La requête a été communiquée au préfet du Nord qui n’a pas produit de mémoire en défense.
Vu les autres pièces du dossier.
Vu :
— la convention internationale relative aux droits de l’enfant ;
— le code de l’entrée et du séjour des étrangers et du droit d’asile ;
— le code de justice administrative.
Le président du tribunal a désigné Mme Denys, conseillère, pour exercer les pouvoirs qui lui sont attribués par les dispositions du code de l’entrée et du séjour des étrangers et du droit d’asile.
Les parties ont été régulièrement averties du jour de l’audience.
Au cours de l’audience publique du 28 mars 2025 à 13h30, Mme Denys :
— a présenté son rapport ;
— a entendu les observations de Me Houindo, représentant M. B, qui confirme les écritures présentées et, en outre, sollicite la mise à la charge de l’Etat de la somme de 2 500 euros au titre de l’article L. 761-1 du code de justice administrative et soutient que l’arrêté attaqué méconnait les stipulations du 1 de l’article 3 de la convention internationale relative aux droits de l’enfant ;
— a entendu les observations de Me Ill, représentant le préfet du Nord, qui conclut au rejet de la requête et fait valoir que les moyens soulevés ne sont pas fondés ;
— et a prononcé la clôture de l’instruction.
Considérant ce qui suit :
1. M. B, ressortissant angolais né le 24 décembre 1994, a fait l’objet, le 1er mars 2024, d’un arrêté par lequel le préfet du Nord lui a notamment fait obligation de quitter le territoire français sans délai. Par un arrêté du 5 janvier 2025, la même autorité l’a assigné à résidence pour une durée de quarante-cinq jours en vue de son éloignement effectif du territoire français dans ce délai. M. B demande au tribunal d’annuler cet arrêté.

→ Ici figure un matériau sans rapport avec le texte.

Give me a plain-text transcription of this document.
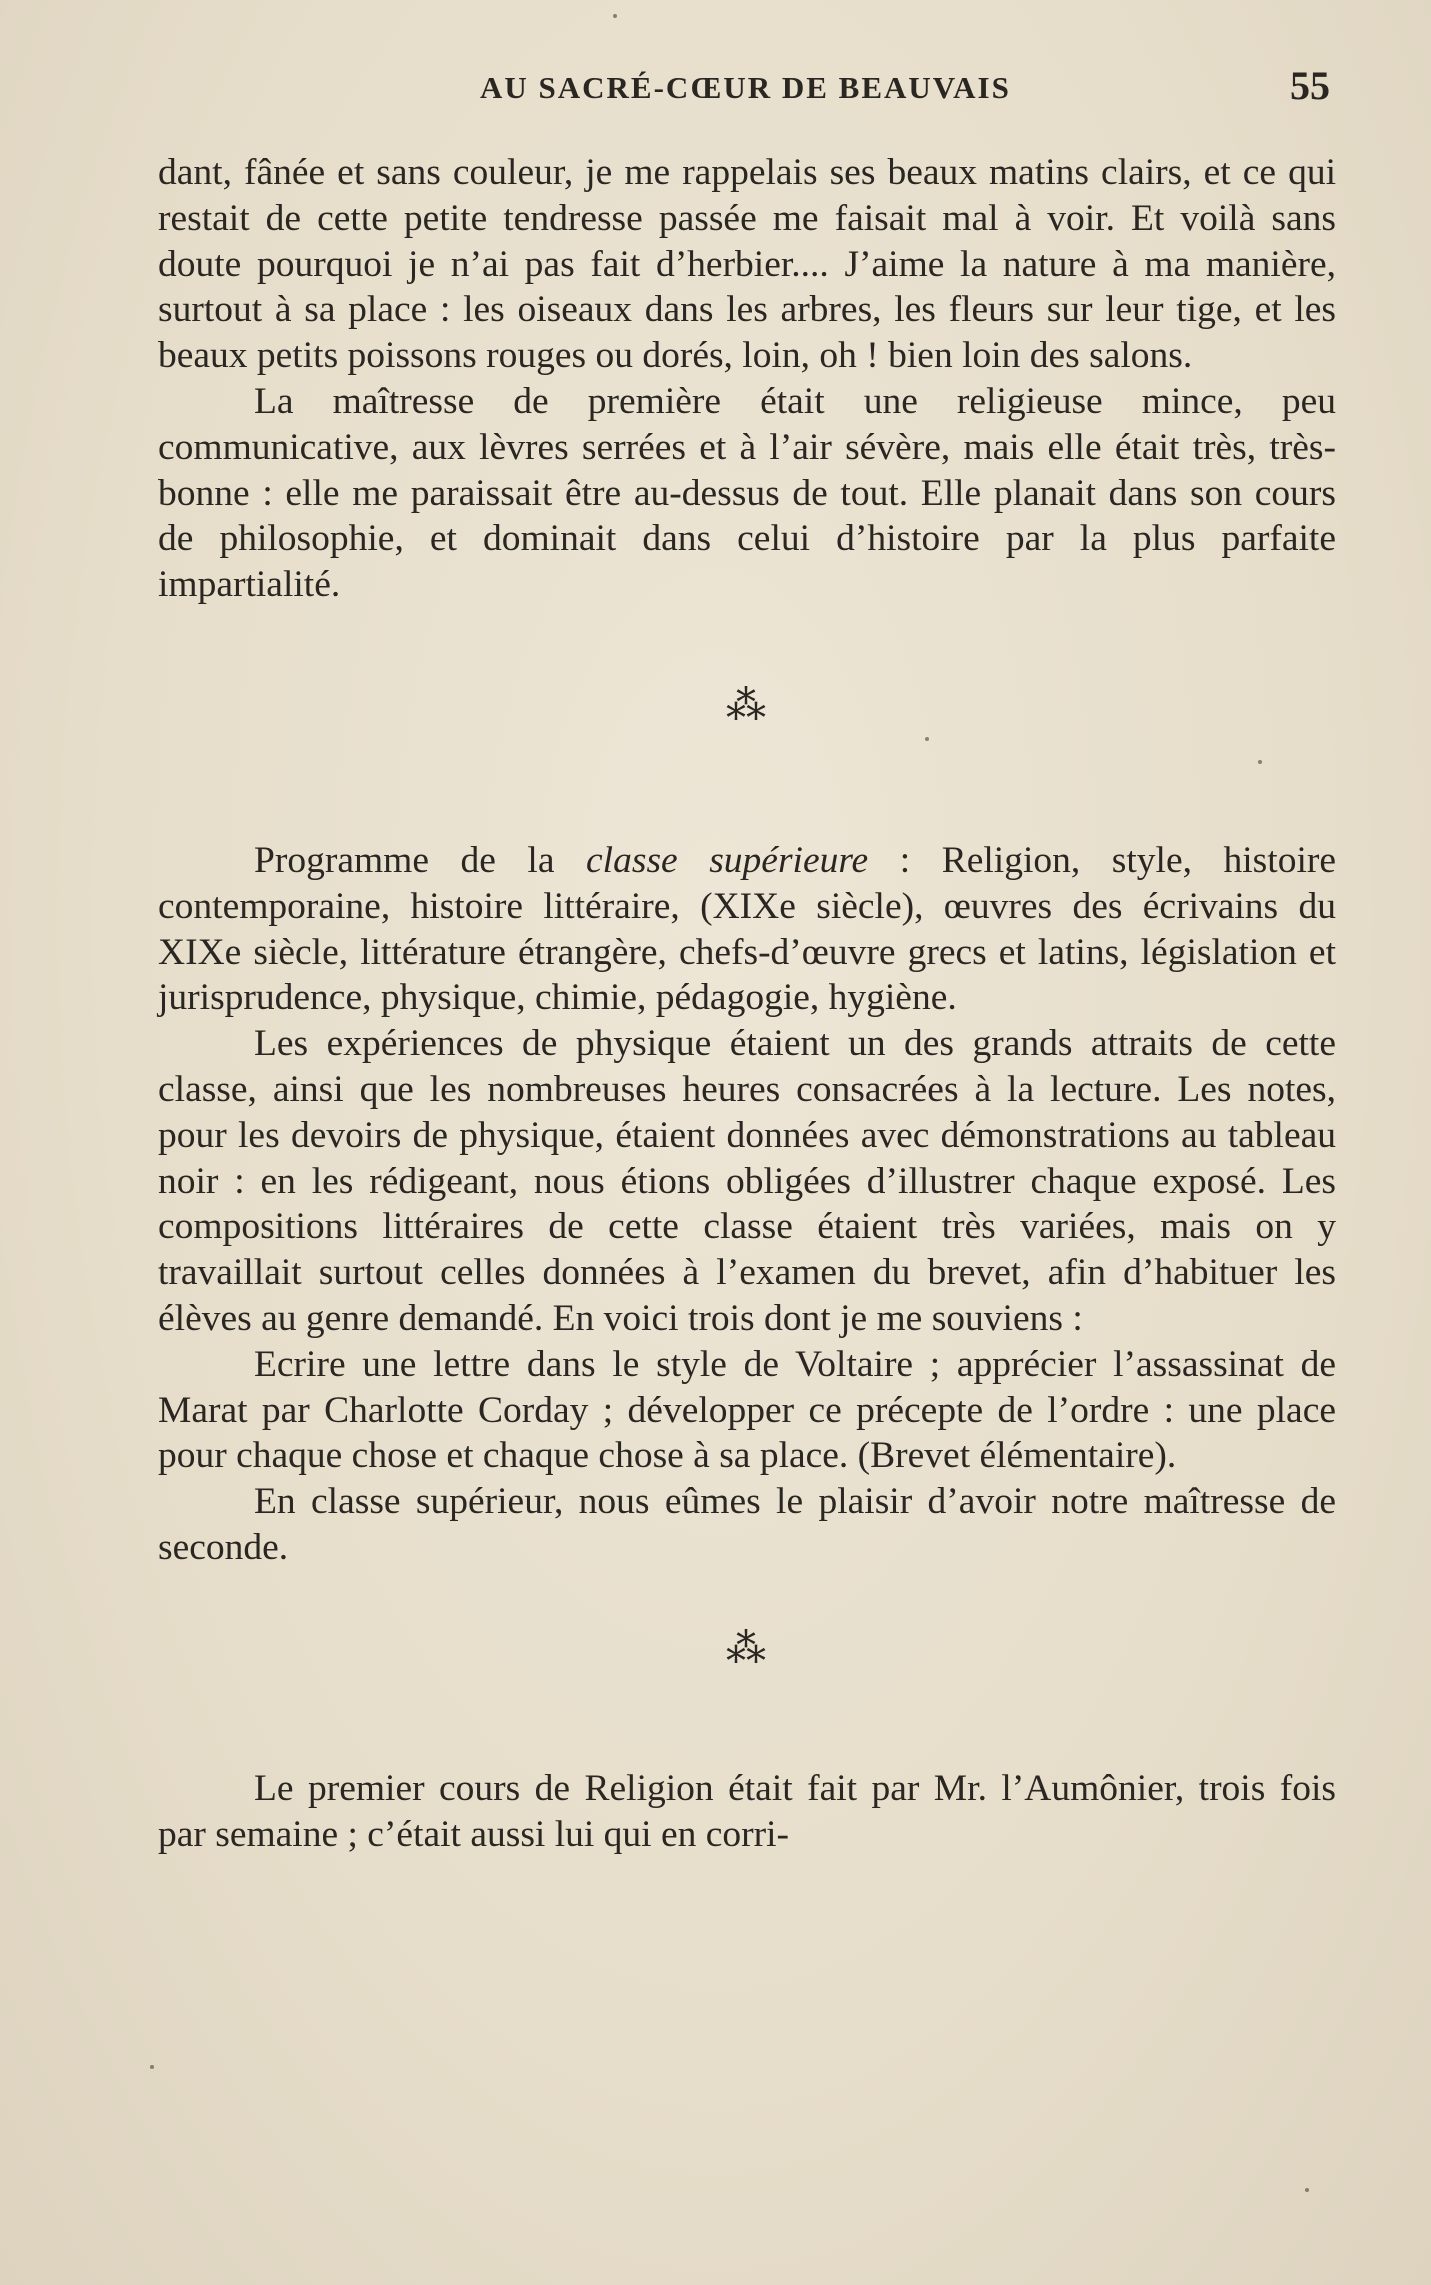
AU SACRÉ-CŒUR DE BEAUVAIS	55

dant, fânée et sans couleur, je me rappelais ses beaux matins clairs, et ce qui restait de cette petite tendresse passée me faisait mal à voir. Et voilà sans doute pourquoi je n’ai pas fait d’herbier.... J’aime la nature à ma manière, surtout à sa place : les oiseaux dans les arbres, les fleurs sur leur tige, et les beaux petits poissons rouges ou dorés, loin, oh ! bien loin des salons.

La maîtresse de première était une religieuse mince, peu communicative, aux lèvres serrées et à l’air sévère, mais elle était très, très-bonne : elle me paraissait être au-dessus de tout. Elle planait dans son cours de philosophie, et dominait dans celui d’histoire par la plus parfaite impartialité.

⁂

Programme de la classe supérieure : Religion, style, histoire contemporaine, histoire littéraire, (XIXe siècle), œuvres des écrivains du XIXe siècle, littérature étrangère, chefs-d’œuvre grecs et latins, législation et jurisprudence, physique, chimie, pédagogie, hygiène.

Les expériences de physique étaient un des grands attraits de cette classe, ainsi que les nombreuses heures consacrées à la lecture. Les notes, pour les devoirs de physique, étaient données avec démonstrations au tableau noir : en les rédigeant, nous étions obligées d’illustrer chaque exposé. Les compositions littéraires de cette classe étaient très variées, mais on y travaillait surtout celles données à l’examen du brevet, afin d’habituer les élèves au genre demandé. En voici trois dont je me souviens :

Ecrire une lettre dans le style de Voltaire ; apprécier l’assassinat de Marat par Charlotte Corday ; développer ce précepte de l’ordre : une place pour chaque chose et chaque chose à sa place. (Brevet élémentaire).

En classe supérieur, nous eûmes le plaisir d’avoir notre maîtresse de seconde.

⁂

Le premier cours de Religion était fait par Mr. l’Aumônier, trois fois par semaine ; c’était aussi lui qui en corri-
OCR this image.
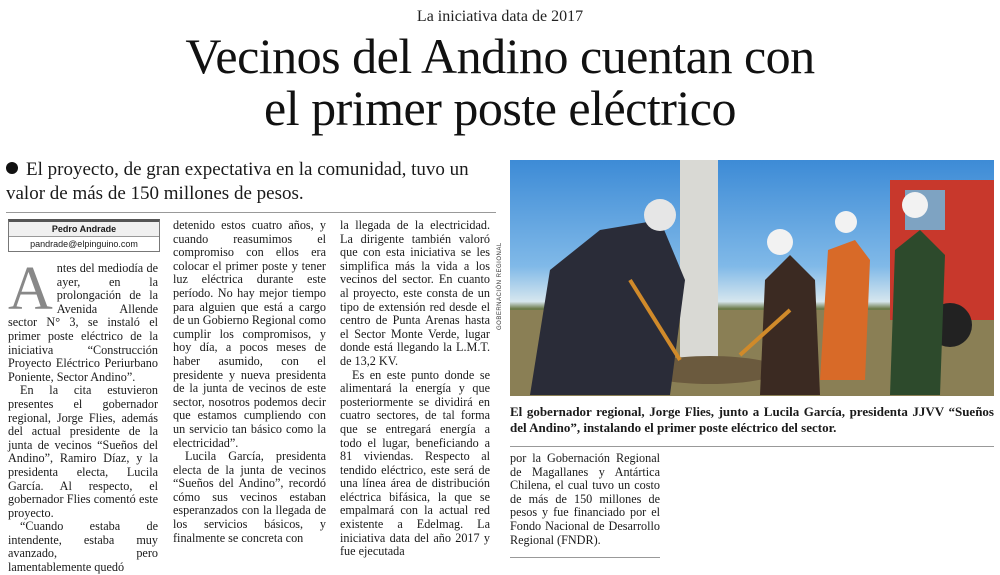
La iniciativa data de 2017
Vecinos del Andino cuentan con
el primer poste eléctrico
El proyecto, de gran expectativa en la comunidad, tuvo un valor de más de 150 millones de pesos.
Pedro Andrade
pandrade@elpinguino.com

Antes del mediodía de ayer, en la prolongación de la Avenida Allende sector N° 3, se instaló el primer poste eléctrico de la iniciativa “Construcción Proyecto Eléctrico Periurbano Poniente, Sector Andino”.

En la cita estuvieron presentes el gobernador regional, Jorge Flies, además del actual presidente de la junta de vecinos “Sueños del Andino”, Ramiro Díaz, y la presidenta electa, Lucila García. Al respecto, el gobernador Flies comentó este proyecto.

“Cuando estaba de intendente, estaba muy avanzado, pero lamentablemente quedó

detenido estos cuatro años, y cuando reasumimos el compromiso con ellos era colocar el primer poste y tener luz eléctrica durante este período. No hay mejor tiempo para alguien que está a cargo de un Gobierno Regional como cumplir los compromisos, y hoy día, a pocos meses de haber asumido, con el presidente y nueva presidenta de la junta de vecinos de este sector, nosotros podemos decir que estamos cumpliendo con un servicio tan básico como la electricidad”.

Lucila García, presidenta electa de la junta de vecinos “Sueños del Andino”, recordó cómo sus vecinos estaban esperanzados con la llegada de los servicios básicos, y finalmente se concreta con

la llegada de la electricidad. La dirigente también valoró que con esta iniciativa se les simplifica más la vida a los vecinos del sector. En cuanto al proyecto, este consta de un tipo de extensión red desde el centro de Punta Arenas hasta el Sector Monte Verde, lugar donde está llegando la L.M.T. de 13,2 KV.

Es en este punto donde se alimentará la energía y que posteriormente se dividirá en cuatro sectores, de tal forma que se entregará energía a todo el lugar, beneficiando a 81 viviendas. Respecto al tendido eléctrico, este será de una línea área de distribución eléctrica bifásica, la que se empalmará con la actual red existente a Edelmag. La iniciativa data del año 2017 y fue ejecutada

GOBERNACIÓN REGIONAL
El gobernador regional, Jorge Flies, junto a Lucila García, presidenta JJVV “Sueños del Andino”, instalando el primer poste eléctrico del sector.

por la Gobernación Regional de Magallanes y Antártica Chilena, el cual tuvo un costo de más de 150 millones de pesos y fue financiado por el Fondo Nacional de Desarrollo Regional (FNDR).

2. En premier lieu, par un arrêté du 22 novembre 2024, publié le même jour au recueil spécial n°2024-378 des actes administratifs des services de l’Etat dans le département, le préfet du Nord a donné délégation à M. Afonso, secrétaire général adjoint de la préfecture du Nord et signataire de l’arrêté attaqué, à l’effet de signer notamment les décisions portant assignation à résidence, dans le cadre des permanences préfectorales qu’il est amené à assurer dans le département. Par ailleurs, il ressort des pièces du dossier, et notamment du tableau des permanences de ce département, que M. Afonso a assuré une permanence du 4 au 5 janvier 2025. Par suite, le moyen tiré de l’incompétence du signataire de l’arrêté attaqué, qui a été édicté le 5 janvier 2025, doit être écarté.
3. En deuxième lieu, l’arrêté attaqué comporte les considérations utiles de droit et de fait sur lesquelles le préfet du Nord s’est fondé pour assigner M. B à résidence, dans l’arrondissement de Lille, en vue de son éloignement du territoire français dans ce délai. Il s’ensuit que le moyen tiré de l’insuffisance de motivation de cet arrêté doit être écarté.
4. En troisième lieu, il ne ressort pas des pièces du dossier et notamment des termes de l’arrêté attaqué que le préfet du Nord n’aurait pas procédé à un examen particulier de la situation personnelle de M. B, avant de prendre cet arrêté. En particulier, la circonstance que l’arrêté attaqué se borne à faire état de la situation familiale de l’intéressé, qui est célibataire avec charge de famille et ne fait état d’aucune contrainte susceptible d’exercer une influence sur le contenu de la décision en cause, est insusceptible de révéler le défaut d’un tel examen. Il s’ensuit que le moyen tiré du défaut d’examen réel et sérieux doit être écarté.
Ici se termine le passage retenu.